The European clay-court season has not been notable for American raiders, and yesterday Muster took the latest swipe in his tit-for-tat feud with them. "It's really amazing to me that all the guys are injured at the same time of year," the defending champion said. "It proves what I've said, that nobody respects the European clay-court tour.
"We Europeans are very stupid. We wait for the Americans to come and offer them a lot of money and they shit on our heads, and that's not very nice."
Nor is Muster's quote, but, then, the Austrian has been subjected to a fair amount of verbal abuse from some of the Americans this year since daring to become the world No 1 for the odd week on the strength of his results on clay.
Agassi played in Monte Carlo recently, winning his first match there in three visits before being jeered by the crowd for his performance in losing to Alberto Costa, of Spain. Sampras is due to set foot on clay for the first time this year in Dusseldorf next week.
"I don't know what their tactic is, but maybe at the French Open we are going to have a big surprise," added Muster, who triumphed in Paris last year.
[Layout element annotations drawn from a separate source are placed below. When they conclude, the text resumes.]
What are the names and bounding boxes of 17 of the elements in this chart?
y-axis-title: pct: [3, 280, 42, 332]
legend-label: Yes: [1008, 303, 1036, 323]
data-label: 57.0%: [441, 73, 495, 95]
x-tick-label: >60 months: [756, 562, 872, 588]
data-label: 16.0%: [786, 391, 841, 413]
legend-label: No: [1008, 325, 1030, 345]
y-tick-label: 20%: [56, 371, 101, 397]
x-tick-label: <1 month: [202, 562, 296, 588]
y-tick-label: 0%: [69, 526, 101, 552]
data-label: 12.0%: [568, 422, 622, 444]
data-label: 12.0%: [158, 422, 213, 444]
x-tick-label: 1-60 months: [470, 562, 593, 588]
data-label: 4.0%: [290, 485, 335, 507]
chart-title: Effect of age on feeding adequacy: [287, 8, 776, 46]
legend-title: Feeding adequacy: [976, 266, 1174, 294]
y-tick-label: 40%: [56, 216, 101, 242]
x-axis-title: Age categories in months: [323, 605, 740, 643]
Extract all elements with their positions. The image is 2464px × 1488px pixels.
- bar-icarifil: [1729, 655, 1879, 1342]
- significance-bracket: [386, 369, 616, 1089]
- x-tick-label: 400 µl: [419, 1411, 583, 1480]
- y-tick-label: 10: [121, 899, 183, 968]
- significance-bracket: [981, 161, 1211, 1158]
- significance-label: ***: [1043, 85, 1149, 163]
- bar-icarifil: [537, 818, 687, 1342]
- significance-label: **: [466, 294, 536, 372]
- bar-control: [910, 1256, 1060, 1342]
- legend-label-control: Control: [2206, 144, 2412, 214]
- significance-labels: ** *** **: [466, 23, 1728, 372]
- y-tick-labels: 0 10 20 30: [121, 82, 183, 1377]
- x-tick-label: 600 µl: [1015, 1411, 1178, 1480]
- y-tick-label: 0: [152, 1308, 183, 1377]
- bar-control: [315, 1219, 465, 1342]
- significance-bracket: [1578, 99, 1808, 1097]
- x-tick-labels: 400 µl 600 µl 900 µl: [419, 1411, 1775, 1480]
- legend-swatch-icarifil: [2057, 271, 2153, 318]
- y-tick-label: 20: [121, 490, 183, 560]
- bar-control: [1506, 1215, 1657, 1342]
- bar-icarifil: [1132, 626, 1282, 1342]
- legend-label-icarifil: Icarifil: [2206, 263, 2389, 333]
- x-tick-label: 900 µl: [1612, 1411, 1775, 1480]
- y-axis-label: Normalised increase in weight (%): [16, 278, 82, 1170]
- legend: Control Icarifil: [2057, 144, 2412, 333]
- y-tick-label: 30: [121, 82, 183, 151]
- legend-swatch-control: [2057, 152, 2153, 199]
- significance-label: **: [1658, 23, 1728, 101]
When minding his own business yesterday, Muster, the top seed, eased his game back on track with 6-3, 6-0 win against his compatriot Herbert Wiltschnig, a qualifier ranked No 309. It was Muster's first outing since his 38-match winning streak on clay was ended in Munich by the Spanish teenager Carlos Moya.
The tournament is not exactly devoid of Americans. Jim Courier, a winner in 1992 and 1993, joined Todd Martin and Malivai Washington in the second round with a 6-3, 6-3 win against Italy's Renzo Furlan.
Europeans have experienced a few blips. Roberto Carretero, the Spaniard who won the Hamburg title on Sunday as a qualifier, lost to Australia's Mark Philippoussis in a third-set tie-break.
Sergi Bruguera, runner-up to Muster here last year and holder of the French Open for the two years prior to he Austrian's succession, will not even be seeded this time. The Spaniard's first-round defeat by Richard Krajicek means that he will drop out of the top 20.
Although Michael Stich defeated Emilio Sanchez, 6-3, 7-6, in his first match since a recurrence of ankle trouble in February, he has decided that he is not fit enough to make a serious challenge in Paris.
Steffi Graf, making her first home appearance since her tax affairs came under investigation, defeated American Tami Whitlinger Jones 6- 1, 6-2 in just 49 minutes in the first round of the German Open in Berlin yesterday. Graf wept in front of 6,000 ecstatic fans as she was presented with the German journalists' award for the World Sports Personality of 1995.